The “F” word of the mortgage industry. Fallout can mean a difficult conversation with a potential borrower, reduced income, and a lot of hard work with little to show for it. Of course, the reality is that not every application will result in a closed loan, but here are a few ways to minimize fallout, and maximize closings.
- Ask lots of questions up front.
The more you learn at the start of the process, the more potential issues you can uncover with plenty of time to resolve them. Where is the down payment coming from? How long do they plan to stay in the home? What is most important – a low down payment, minimizing the amount paid in interest, something else? When do they hope to close? (If this is unrealistic say so now!)

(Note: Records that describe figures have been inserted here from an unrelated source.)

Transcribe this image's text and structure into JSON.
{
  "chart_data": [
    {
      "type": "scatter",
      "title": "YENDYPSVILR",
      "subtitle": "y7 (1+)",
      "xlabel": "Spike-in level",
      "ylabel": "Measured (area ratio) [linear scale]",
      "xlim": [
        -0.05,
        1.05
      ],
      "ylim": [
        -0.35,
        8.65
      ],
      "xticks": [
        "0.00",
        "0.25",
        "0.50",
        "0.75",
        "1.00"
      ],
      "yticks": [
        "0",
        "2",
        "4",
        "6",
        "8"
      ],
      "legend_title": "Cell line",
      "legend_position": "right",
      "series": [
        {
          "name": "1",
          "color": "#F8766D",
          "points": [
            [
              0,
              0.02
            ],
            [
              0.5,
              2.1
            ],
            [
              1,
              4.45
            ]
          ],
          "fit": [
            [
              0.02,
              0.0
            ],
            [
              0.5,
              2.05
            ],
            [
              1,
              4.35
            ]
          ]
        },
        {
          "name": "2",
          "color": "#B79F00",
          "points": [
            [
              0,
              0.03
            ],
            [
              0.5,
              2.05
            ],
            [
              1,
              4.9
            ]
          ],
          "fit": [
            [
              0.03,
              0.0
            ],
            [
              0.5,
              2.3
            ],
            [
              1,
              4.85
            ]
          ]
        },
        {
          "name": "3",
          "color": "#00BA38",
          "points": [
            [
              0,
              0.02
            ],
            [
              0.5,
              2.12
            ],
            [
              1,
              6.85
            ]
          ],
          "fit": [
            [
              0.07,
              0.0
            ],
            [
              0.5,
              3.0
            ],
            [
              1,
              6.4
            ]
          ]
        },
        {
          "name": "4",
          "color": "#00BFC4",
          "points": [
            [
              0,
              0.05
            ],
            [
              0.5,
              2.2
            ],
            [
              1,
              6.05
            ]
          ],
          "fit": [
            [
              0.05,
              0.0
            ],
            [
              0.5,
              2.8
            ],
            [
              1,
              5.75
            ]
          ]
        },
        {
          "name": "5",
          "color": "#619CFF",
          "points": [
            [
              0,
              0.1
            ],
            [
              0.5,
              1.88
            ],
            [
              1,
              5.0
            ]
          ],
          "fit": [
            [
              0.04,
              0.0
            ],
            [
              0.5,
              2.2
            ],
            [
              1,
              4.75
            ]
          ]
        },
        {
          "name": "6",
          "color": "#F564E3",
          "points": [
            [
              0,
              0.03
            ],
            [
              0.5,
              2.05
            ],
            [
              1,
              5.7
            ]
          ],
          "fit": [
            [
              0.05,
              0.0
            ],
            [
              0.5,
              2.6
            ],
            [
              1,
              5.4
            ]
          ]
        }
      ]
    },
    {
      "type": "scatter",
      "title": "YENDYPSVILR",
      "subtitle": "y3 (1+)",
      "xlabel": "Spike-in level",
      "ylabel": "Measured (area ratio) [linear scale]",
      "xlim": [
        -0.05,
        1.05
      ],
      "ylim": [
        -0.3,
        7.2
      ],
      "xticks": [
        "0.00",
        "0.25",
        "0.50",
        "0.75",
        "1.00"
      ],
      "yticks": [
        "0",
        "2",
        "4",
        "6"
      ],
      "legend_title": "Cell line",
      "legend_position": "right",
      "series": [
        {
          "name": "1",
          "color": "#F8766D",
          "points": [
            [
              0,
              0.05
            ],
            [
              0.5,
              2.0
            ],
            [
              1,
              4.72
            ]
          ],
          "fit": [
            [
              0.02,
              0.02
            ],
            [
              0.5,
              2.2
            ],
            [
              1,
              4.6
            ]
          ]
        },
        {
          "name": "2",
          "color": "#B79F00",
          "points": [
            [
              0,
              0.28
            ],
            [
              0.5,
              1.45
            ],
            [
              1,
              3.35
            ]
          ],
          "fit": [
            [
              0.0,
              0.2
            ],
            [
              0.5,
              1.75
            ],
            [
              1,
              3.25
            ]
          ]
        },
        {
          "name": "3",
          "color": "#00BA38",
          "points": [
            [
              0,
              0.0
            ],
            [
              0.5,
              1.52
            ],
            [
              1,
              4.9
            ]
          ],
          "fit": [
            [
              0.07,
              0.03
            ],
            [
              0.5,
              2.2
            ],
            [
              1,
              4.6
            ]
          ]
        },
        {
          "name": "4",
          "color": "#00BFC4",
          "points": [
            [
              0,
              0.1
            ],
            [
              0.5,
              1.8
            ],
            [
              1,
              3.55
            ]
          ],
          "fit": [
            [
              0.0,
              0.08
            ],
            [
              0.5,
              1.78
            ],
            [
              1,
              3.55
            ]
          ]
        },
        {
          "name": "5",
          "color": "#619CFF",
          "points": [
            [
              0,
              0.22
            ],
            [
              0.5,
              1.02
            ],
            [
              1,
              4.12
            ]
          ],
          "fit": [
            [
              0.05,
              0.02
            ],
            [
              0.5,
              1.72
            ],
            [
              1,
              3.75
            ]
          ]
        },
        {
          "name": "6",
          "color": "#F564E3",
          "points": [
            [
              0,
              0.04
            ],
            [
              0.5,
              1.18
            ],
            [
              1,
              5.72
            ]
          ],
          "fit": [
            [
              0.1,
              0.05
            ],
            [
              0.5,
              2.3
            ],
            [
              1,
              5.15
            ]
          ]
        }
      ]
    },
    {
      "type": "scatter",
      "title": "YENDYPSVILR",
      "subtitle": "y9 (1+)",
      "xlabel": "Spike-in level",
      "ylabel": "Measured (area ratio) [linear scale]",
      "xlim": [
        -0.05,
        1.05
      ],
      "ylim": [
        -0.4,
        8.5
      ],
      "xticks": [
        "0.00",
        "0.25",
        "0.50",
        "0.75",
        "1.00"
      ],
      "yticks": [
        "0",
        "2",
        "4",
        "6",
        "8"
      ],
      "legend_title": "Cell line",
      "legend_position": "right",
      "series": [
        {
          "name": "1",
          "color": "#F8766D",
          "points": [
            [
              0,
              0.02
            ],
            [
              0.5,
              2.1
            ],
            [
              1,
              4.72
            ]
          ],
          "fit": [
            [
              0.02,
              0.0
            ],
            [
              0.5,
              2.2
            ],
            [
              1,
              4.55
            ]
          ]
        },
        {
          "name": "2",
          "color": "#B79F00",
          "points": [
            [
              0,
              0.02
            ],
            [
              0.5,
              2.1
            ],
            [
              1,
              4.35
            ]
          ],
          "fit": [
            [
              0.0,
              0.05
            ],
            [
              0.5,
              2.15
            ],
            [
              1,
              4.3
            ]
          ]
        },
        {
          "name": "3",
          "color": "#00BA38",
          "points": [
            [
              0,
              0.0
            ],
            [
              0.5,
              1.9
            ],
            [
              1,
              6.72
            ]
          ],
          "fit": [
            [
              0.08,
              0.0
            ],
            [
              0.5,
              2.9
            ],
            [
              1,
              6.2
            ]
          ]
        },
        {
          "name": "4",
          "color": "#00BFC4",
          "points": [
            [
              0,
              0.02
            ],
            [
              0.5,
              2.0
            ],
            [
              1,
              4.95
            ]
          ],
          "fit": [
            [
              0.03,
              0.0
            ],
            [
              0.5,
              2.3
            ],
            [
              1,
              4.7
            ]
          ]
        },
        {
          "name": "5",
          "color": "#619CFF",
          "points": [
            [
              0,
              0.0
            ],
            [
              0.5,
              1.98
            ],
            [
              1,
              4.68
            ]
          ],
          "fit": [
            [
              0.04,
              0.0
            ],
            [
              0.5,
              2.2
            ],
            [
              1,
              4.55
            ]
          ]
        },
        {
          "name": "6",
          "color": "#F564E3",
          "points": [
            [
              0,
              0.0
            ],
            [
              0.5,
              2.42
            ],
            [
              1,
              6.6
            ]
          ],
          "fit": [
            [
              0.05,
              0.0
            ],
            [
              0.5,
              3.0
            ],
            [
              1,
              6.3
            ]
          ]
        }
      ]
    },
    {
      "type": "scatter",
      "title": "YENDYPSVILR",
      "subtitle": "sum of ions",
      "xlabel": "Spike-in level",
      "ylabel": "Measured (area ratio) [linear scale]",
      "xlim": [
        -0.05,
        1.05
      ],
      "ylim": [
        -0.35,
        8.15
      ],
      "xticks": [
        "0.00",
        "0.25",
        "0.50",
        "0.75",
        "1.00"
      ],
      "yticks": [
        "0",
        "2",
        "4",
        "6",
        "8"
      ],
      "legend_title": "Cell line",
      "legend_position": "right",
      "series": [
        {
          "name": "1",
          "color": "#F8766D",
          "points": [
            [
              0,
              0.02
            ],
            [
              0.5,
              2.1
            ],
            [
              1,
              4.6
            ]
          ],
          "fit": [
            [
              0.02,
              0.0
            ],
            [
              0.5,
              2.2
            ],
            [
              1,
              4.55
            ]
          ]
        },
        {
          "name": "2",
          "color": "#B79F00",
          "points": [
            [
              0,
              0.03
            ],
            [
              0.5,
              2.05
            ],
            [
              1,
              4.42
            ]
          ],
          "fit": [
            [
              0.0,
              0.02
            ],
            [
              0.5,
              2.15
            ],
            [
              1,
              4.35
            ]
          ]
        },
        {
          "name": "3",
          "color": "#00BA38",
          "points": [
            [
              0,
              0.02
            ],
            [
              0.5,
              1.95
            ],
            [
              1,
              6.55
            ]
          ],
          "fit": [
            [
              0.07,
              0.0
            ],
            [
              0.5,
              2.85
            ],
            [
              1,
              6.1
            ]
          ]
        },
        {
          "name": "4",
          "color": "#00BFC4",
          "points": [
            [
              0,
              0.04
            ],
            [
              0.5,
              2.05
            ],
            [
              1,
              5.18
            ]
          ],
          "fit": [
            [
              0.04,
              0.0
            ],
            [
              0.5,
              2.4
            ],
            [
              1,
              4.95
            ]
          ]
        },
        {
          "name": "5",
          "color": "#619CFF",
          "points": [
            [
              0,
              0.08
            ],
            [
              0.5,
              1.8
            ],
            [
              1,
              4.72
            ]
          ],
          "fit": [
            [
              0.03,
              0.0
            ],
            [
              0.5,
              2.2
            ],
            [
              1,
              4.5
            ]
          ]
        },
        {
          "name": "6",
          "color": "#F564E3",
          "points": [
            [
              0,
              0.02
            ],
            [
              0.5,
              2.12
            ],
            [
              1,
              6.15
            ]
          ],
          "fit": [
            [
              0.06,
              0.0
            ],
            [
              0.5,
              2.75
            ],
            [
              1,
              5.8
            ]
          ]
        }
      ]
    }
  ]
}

- Submit a complete application.
It’s said often because it’s that important. When every piece of information and documentation is submitted upfront it minimizes delays, sends your file to the front of the line, and gives ample time to find solutions to any problems that arise.
- Make use of eSign and eConsent.
Don’t let the new disclosure requirements push back a closing date and destroy a deal. Use eSign and eConsent to increase efficiency and shorten the loan process. Documents can be delivered in seconds rather than days and eliminate the need to factor mailing time into mandated waiting periods.
- Work with a variety of programs.
Your slam dunk borrower ended up deciding to purchase a mobile home? Or a fixer-upper? Or a home in a rural area and is wondering if they can get 100% financing? When you offer a wide selection of programs it increases the likelihood that you’ll have a solution for any scenario that crosses your desk.
- Communicate early and often.
One of the most common frustrations among mortgage applicants is not knowing where things stand, and feeling that they can’t get their questions answered. It’s understandable not to want to deliver bad news, or even to say you don’t have the answers your client is looking for. Still – delaying the conversation never makes it easier, or improves the reception on the side of your borrower. It is always better to be up front, share what you know when you know it, and show that you are on their team. When you don’t have the desired information it can be helpful to share other details that you do have available. Even if it’s not exactly what the client was interested in, it can go a long way to show that things are progressing, and that their loan is a priority.